To place this pot in its proper context, some background is needed on where and how it was made: Rienzi’s punch pot was made by the Worcester Porcelain Manufactory around 1765, during a period in which the firm was becoming known for high-end wares. (This “early period” is also the most coveted by collectors, and items from this era were collected as early as the nineteenth century.) The early success of Worcester has a lot to do with its formula for porcelain. The firm hit on the use of soaprock, a chalky stone mined near Cornwall that gave their porcelain great durability but was also quite thin, enabling the ceramic wares to withstand hot liquids. Worcester became known for tea and coffee services, or in this case, hot punch.
Along those same lines, Worcester’s painted enamel decorations are unique in that they brought together a number of influences. Rather than try to directly copy the patterns of imported Chinese ceramics, like so many porcelain companies were doing at the time, they developed their own distinct style combining various Asian styles as well as influences from other European firms. The pattern of the dark blue background is referred to as “Bluescale,” a wash of dark blue with darker blue-dot pattern layered on top to resemble fish scales, and is one of the firm’s most famous early patterns.
To create this effect, each stage of the design would have been carried out in a division of labor within the factory. White areas, called “reserves,” would first be marked out; blue was applied over the pot in a light wash, and darker dots would be applied over the first layer. This required great skill because once the pigment was absorbed directly into the clay, alterations would be impossible. Highly skilled enamel painters would then filled in decorative images, including intricate bird and insect designs. The third element of the design would be the elaborate gilding, for which Worcester was well known. Though made to serve alcohol, this was also a large, hand-painted item, made to order, and extremely expensive.

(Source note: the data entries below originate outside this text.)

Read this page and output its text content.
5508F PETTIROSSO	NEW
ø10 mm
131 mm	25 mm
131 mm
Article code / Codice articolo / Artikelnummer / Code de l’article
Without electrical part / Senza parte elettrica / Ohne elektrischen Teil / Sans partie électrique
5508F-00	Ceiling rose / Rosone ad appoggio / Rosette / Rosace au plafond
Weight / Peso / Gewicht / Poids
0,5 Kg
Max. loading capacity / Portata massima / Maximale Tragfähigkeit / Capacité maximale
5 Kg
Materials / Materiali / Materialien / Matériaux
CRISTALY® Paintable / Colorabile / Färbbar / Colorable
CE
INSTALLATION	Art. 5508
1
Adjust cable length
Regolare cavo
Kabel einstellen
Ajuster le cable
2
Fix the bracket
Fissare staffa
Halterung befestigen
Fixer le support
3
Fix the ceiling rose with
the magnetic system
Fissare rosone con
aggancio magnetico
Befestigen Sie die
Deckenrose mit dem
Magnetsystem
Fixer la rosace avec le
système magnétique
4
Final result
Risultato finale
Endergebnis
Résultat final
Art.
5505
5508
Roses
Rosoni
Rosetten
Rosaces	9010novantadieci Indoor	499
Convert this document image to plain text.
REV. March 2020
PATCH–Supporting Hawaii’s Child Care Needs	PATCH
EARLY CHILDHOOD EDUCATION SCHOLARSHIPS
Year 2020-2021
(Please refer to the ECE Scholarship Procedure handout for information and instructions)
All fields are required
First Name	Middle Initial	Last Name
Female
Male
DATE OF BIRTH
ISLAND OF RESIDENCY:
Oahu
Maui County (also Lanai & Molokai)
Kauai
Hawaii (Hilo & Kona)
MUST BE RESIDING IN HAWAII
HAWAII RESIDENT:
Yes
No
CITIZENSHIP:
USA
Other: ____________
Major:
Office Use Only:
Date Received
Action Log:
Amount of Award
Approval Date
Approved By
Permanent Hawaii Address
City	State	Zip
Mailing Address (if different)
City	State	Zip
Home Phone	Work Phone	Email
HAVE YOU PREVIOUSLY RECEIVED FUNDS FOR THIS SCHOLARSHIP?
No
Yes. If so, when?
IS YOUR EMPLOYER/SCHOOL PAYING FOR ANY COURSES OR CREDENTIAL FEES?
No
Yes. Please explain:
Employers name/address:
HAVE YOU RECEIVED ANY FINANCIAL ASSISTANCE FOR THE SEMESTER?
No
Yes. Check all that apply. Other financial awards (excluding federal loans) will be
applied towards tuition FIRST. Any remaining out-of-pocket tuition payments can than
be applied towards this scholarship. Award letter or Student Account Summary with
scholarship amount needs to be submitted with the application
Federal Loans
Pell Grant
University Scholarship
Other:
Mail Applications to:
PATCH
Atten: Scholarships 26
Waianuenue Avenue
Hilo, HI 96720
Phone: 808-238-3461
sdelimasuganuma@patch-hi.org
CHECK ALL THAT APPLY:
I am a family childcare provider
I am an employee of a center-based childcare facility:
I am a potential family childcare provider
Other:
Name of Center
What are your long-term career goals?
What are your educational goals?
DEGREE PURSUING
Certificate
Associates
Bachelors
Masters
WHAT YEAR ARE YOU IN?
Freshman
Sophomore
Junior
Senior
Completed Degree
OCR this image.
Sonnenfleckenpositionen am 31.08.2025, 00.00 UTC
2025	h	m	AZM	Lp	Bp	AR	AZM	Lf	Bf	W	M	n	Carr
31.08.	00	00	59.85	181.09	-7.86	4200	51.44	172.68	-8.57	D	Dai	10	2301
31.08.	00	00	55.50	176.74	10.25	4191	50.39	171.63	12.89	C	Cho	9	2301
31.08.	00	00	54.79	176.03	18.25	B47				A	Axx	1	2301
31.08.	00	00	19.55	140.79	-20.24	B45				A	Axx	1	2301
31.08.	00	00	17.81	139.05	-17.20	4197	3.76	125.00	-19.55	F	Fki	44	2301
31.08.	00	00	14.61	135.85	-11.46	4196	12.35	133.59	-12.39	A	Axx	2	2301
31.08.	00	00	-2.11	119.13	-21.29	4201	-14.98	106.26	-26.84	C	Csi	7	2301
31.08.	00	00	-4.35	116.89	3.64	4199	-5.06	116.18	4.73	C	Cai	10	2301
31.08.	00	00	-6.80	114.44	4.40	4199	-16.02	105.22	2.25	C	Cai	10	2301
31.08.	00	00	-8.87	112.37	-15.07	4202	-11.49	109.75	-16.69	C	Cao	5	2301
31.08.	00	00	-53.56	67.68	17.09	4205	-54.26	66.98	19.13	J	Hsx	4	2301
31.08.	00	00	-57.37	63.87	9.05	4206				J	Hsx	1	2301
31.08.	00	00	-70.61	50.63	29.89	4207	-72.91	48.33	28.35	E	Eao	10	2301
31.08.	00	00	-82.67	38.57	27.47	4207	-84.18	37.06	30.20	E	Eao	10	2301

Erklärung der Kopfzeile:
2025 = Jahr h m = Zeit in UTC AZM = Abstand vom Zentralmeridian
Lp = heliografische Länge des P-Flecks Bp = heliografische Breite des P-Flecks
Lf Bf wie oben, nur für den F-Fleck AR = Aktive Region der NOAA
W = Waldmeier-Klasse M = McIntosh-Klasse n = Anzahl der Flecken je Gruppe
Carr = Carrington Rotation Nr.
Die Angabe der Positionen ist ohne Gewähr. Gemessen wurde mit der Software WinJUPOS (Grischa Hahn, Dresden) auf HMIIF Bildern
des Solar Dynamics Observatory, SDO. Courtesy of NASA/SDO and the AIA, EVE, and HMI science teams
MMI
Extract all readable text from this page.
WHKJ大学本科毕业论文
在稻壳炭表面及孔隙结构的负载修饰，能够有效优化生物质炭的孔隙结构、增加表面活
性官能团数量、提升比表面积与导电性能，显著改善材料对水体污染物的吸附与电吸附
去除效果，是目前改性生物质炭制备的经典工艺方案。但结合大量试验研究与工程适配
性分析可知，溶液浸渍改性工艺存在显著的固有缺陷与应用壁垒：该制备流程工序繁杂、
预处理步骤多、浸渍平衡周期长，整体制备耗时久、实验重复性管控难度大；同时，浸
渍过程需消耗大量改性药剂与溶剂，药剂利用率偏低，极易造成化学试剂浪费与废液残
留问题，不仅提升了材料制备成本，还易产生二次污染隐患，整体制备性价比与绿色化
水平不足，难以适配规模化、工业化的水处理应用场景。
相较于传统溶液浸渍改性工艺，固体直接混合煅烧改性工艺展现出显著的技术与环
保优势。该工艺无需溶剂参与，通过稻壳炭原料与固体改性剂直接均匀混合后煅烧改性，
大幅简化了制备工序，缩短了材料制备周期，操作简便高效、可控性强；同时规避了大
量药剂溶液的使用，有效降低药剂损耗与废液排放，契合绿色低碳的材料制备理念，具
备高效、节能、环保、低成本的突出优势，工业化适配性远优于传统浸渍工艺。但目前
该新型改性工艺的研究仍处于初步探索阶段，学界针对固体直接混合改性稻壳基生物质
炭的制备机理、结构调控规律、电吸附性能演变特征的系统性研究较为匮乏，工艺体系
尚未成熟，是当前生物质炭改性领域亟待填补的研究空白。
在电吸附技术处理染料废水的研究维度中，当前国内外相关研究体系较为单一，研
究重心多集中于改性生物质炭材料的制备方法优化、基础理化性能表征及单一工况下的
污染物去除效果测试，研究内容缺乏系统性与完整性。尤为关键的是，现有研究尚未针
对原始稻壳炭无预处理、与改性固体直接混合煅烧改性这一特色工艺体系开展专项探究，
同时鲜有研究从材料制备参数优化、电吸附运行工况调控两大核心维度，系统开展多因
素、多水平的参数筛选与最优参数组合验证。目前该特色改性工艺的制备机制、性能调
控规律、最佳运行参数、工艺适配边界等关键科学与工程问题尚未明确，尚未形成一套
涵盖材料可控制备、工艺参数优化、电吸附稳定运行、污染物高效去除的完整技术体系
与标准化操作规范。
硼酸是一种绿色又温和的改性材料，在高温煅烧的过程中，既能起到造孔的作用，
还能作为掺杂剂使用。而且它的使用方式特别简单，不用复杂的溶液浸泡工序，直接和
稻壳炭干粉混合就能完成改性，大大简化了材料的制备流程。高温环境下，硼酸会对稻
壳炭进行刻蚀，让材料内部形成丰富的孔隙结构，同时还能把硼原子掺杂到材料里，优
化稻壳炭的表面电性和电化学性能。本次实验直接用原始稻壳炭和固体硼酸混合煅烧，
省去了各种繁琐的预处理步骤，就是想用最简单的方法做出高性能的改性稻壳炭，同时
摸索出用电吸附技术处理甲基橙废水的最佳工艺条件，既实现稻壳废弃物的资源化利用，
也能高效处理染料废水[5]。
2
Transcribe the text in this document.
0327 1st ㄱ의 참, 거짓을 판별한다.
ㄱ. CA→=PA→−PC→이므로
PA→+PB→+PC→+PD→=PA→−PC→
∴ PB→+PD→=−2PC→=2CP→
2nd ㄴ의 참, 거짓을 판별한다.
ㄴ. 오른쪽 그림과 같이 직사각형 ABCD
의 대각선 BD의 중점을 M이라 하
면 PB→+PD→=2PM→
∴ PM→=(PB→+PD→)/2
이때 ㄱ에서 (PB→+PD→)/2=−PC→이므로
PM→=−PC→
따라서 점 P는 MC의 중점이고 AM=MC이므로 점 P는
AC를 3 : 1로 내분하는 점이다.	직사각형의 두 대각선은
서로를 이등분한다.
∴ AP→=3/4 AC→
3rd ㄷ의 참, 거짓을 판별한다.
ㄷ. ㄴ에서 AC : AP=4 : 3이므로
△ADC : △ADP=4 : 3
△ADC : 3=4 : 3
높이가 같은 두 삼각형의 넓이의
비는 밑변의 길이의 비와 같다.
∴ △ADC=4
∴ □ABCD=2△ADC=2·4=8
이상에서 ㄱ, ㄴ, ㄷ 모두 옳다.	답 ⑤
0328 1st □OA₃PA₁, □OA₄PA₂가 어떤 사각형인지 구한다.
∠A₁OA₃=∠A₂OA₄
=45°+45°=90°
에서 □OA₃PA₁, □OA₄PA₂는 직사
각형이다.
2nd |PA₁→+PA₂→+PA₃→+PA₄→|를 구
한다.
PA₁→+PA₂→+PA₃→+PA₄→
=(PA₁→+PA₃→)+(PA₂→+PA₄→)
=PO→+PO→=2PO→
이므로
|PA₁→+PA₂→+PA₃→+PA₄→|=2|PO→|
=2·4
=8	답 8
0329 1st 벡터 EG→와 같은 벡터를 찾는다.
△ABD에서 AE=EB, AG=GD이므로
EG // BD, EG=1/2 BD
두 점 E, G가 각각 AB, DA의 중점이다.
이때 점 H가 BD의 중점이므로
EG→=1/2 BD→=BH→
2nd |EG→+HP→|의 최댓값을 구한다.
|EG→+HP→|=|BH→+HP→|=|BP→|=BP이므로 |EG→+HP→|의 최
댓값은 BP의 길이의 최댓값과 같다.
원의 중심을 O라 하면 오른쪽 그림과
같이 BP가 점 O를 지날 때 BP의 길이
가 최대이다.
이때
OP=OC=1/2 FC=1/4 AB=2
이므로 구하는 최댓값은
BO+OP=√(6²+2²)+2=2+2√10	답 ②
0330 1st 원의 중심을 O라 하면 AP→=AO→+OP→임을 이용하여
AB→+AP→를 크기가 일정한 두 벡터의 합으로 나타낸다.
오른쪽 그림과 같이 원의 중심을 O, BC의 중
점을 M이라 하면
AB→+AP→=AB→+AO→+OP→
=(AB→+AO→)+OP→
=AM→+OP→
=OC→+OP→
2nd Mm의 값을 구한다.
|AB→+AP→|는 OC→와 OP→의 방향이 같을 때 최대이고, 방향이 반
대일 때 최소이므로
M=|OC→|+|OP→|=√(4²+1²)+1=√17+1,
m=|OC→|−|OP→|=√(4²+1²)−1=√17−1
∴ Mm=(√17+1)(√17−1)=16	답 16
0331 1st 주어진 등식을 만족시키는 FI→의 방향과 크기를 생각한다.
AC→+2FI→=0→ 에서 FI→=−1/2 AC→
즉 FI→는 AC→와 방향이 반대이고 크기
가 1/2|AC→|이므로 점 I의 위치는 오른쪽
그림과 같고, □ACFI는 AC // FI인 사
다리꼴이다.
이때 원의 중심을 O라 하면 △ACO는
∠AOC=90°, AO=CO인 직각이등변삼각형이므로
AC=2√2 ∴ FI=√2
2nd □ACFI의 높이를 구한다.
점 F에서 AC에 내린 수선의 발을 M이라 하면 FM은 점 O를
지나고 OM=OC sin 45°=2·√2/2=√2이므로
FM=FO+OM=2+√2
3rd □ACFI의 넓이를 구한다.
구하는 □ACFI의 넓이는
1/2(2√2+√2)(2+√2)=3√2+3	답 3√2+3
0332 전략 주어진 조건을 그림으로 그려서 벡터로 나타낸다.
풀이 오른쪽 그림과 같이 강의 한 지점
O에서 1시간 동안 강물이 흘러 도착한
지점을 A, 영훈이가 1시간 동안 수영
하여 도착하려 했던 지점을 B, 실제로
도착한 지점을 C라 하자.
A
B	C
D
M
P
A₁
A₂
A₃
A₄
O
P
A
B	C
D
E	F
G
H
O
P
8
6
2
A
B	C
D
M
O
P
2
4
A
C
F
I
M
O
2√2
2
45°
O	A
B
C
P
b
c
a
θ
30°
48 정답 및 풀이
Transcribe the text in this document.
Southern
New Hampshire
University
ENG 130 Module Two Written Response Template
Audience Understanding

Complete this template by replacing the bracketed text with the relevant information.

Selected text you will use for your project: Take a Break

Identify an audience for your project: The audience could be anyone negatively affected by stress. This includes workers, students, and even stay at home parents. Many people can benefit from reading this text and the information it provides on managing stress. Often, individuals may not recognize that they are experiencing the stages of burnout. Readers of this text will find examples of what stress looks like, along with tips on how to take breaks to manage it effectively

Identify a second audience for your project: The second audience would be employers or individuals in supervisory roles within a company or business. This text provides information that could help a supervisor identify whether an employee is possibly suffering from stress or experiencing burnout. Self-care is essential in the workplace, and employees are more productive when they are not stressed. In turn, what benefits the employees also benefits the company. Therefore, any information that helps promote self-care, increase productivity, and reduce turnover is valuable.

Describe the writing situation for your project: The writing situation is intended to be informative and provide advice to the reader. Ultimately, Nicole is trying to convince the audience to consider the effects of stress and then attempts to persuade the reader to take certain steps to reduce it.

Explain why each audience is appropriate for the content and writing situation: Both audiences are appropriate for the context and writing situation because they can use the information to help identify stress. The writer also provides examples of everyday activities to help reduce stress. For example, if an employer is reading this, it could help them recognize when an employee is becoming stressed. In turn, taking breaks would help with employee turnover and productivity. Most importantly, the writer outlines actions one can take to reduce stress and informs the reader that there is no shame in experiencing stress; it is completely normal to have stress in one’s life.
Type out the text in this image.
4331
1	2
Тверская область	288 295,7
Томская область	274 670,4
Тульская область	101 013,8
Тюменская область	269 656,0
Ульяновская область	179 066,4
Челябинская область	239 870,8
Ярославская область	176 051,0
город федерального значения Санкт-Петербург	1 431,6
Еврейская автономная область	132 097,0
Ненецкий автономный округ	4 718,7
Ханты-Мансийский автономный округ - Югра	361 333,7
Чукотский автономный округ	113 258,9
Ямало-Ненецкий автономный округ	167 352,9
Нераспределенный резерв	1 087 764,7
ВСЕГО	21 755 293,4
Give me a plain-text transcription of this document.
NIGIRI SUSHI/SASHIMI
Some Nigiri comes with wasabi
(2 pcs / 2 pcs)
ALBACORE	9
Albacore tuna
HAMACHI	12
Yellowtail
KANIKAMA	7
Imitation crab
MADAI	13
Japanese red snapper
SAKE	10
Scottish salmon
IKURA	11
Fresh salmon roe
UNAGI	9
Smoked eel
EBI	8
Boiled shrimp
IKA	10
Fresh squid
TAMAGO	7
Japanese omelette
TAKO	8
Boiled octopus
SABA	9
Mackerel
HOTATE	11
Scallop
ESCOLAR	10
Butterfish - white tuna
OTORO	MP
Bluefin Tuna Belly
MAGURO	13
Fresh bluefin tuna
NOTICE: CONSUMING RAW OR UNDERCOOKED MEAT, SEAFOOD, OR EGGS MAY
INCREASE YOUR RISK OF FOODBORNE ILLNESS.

By adopting the form and even the decorative motif of a teapot, Rienzi’s punch pot could easily have been integrated into a home environment. The ritual of tea was one governed by women, and by the mid-eighteenth century, had developed into a whole new way of socializing in the home. The juxtaposition of teapot to punchpot is provocative, and reasons are unknown. It is possible that later in the eighteenth century, punch had lost some of its riotous party connotations, and that more women were drinking punch amongst company in the home. By the mid-eighteenth century, for instance, more women were frequenting coffee houses in English cities. As suggested by historian Karen Harvey, the form of a punch pot might even have served as a something of a visual pun between tea and alcoholic punch.
The punch pot form was made for only a brief period of about 30 years and then falls out of favor. Punch itself lost popularity towards the end of the eighteenth century, and was considered somewhat “old fashioned.” This is partly due to the fact that it was such a labor intensive drink to prepare, but also because other alcohols become fashionable heading into the nineteenth century.
[i] Karen Harvey discusses the material culture of punch and punch-drinking, and its juxtaposition with that of tea in her article, “Barbarity in a Teacup? Punch, Domesticity and Gender in the Eighteenth Century” Journal of Design History 21 (2008): 205-221. Discussion about the venues and etiquette appropriate for punch consumption in the eighteenth century, as well as their implications for gender, has been largely derived from this source.